Apple’s mobile empire is wide-ranging, both in terms of products, and in terms of units sold. It’s worth remembering, though, that devices such as the iPad and the iPhone wouldn’t exist without Apple’s long-standing commitment to music. The iPad, however, has been somewhat neglected when it comes to audio.
Presumably, this state of affairs is something that developer, Clever and Son, wants to address with the release of their hot-off-the-press app, Couch Music Player. Described as “the music playback app your iPad has been crying out for,” Couch Player aims to improve on the somewhat clunky usability of the inbuilt iOS Music app. But is Couch Player anything more than a shiny new wrapper?
I really like what my eyes tell me about Couch Player. It’s not a design that shouts “pretty,” but it sure works well for the function it needs to perform.
The two main, lightly-coloured columns in the centre of the screen are home to your music library and the play queue respectively, while the music-sorting, playlist and music-playing controls can be found in three distinct groups around the dark edges of Couch Player‘s interface. This layout, in combination with the use of contrast to separate the columns visually, makes for great usability – you can navigate this app very easily with even the most fleeting of glances.

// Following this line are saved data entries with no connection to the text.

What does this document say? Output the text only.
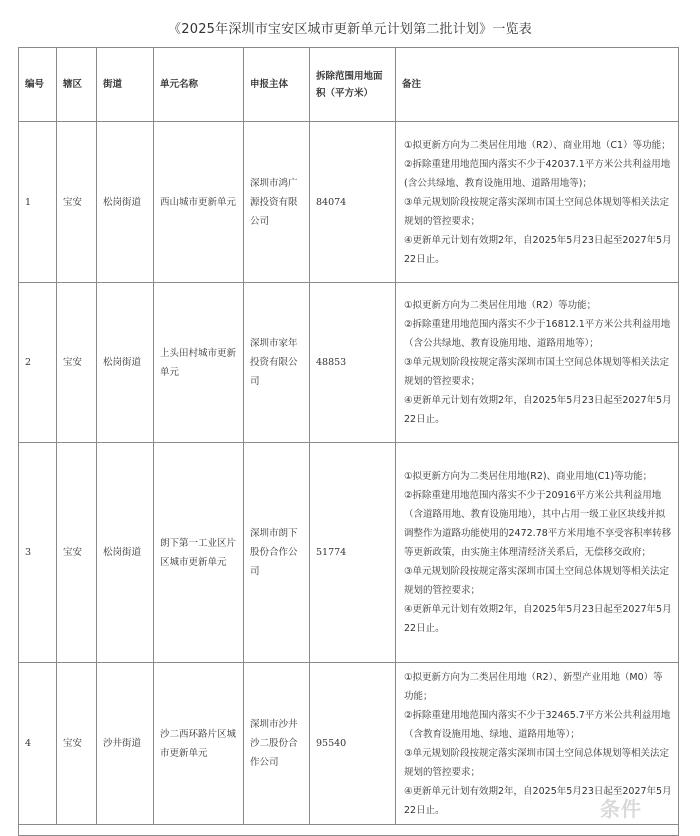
《2025年深圳市宝安区城市更新单元计划第二批计划》一览表
编号	辖区	街道	单元名称	申报主体	拆除范围用地面积（平方米）	备注
1	宝安	松岗街道	西山城市更新单元	深圳市鸿广源投资有限公司	84074	①拟更新方向为二类居住用地（R2）、商业用地（C1）等功能；
②拆除重建用地范围内落实不少于42037.1平方米公共利益用地(含公共绿地、教育设施用地、道路用地等)；
③单元规划阶段按规定落实深圳市国土空间总体规划等相关法定规划的管控要求；
④更新单元计划有效期2年，自2025年5月23日起至2027年5月22日止。

2	宝安	松岗街道	上头田村城市更新单元	深圳市家年投资有限公司	48853	①拟更新方向为二类居住用地（R2）等功能；
②拆除重建用地范围内落实不少于16812.1平方米公共利益用地（含公共绿地、教育设施用地、道路用地等）；
③单元规划阶段按规定落实深圳市国土空间总体规划等相关法定规划的管控要求；
④更新单元计划有效期2年，自2025年5月23日起至2027年5月22日止。

3	宝安	松岗街道	朗下第一工业区片区城市更新单元	深圳市朗下股份合作公司	51774	①拟更新方向为二类居住用地(R2)、商业用地(C1)等功能；
②拆除重建用地范围内落实不少于20916平方米公共利益用地（含道路用地、教育设施用地），其中占用一级工业区块线并拟调整作为道路功能使用的2472.78平方米用地不享受容积率转移等更新政策，由实施主体理清经济关系后，无偿移交政府；
③单元规划阶段按规定落实深圳市国土空间总体规划等相关法定规划的管控要求；
④更新单元计划有效期2年，自2025年5月23日起至2027年5月22日止。

4	宝安	沙井街道	沙二西环路片区城市更新单元	深圳市沙井沙二股份合作公司	95540	①拟更新方向为二类居住用地（R2）、新型产业用地（M0）等功能；
②拆除重建用地范围内落实不少于32465.7平方米公共利益用地（含教育设施用地、绿地、道路用地等）；
③单元规划阶段按规定落实深圳市国土空间总体规划等相关法定规划的管控要求；
④更新单元计划有效期2年，自2025年5月23日起至2027年5月22日止。	条件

Bear in mind, though, that the screenshots don’t do this app justice, because its beauty is just as much about how it moves, as it is about the look of the static UI. Tap the controls, and Couch Player acknowledges your action with a muted flash of the button. Equally, as you drag music around the screen with your finger, it moves with beautiful smoothness.
The overall impression of Couch Player, then, is one of impressive usability in combination with understated elegance.
A Handheld Jukebox
No matter how pretty a jukebox is, it still needs to be good at playing music, in order to be of any use to anyone. Couch Player, of course, plays your music with exactly the same quality as the iOS Music app, but I would say that it provides a reasonably significant ease-of-use upgrade over the in-built music player.
Your entire music library is displayed in the left-hand column, and Couch Player offers several options for searching through your music. The first three options are alphabet based, and each is equipped with a first-letter selection bar, as can be found in the iOS Music app. This runs down the right-hand side of the library column, allowing speedy access to music further down the list.
The first option is to sort by artist. Artists are listed alongside their album covers, and when you tap on an artist’s name, their albums are revealed. Each album can then be tapped to reveal the individual tracks. It’s a beautiful, simple system that feels very intuitive and slick.
The second sorting option is by album, and once again, you can tap each album to reveal its contents. Finally, you can also ask Couch Player to display tracks individually, in an alphabetical list. The app is also equipped with a very speedy and efficient search function, which works with artists, albums and tracks.
Pumping Out the Tunes
All of these methods of searching are there in aid of Couch Player‘s main function – really simple queue- and playlist-creation. Once you’ve located a track you’d like to play, you can add it to the right-hand column’s play queue by dragging it across. Should you make a mistake and add a track you didn’t mean to, getting rid of it requires nothing more than a casual swipe, which dispatches the unwanted song out of the side of the screen. The queue plays in order, automatically, although the option to loop or mix up the tracks is also present.
Couch Player offers the ability to save these easy-to-construct queues as playlists for later listening. All of your previously saved queues can be easily accessed via a vertically-scrolling menu, which you navigate by sight – saved playlists are not named, so you identify them by their contents.
Also notable is the cover-view-style navigation option. While playing a queue, you can tap on the album art to make it go full screen. Then you can tap the cover to pause and play, and swipe sideways to skip around the tracks in your queue.
It’s this mix of features, when added together, that is key to the success of Couch Player, because they add up to a music-playing experience not natively present on your iPad.
One Slight Annoyance
I only have one criticism of Couch Player – a very, very small one at that – and it refers to some of the controls being a little over-sensitive. On occasion, I found myself producing audial strobing when simply trying to pause a track, and inadvertently blowing the roof off in an attempt to turn the volume down. This kind of thing wouldn’t matter with most apps, but the whole point of Couch Player is based around making your library easy to use. Hence, I feel the need to mark down Couch Player slightly for this otherwise insignificant bug. This is very much fixable with the smallest of updates, however.
It’s a little difficult to know how to mark Couch Player. It admirably performs the function it was designed for – that is, to give your iPad’s music library better controls. That said, the only unique additional functionality Couch Player brings to your tablet is the simple queue- and playlist-creation.
With this in mind, I would have to say that Couch Player is very nice to have, but inessential unless you regularly listen to music on your iPad. Whether you fall into this category or not, however, Couch Player will most definitely improve your iPad music-playing experience.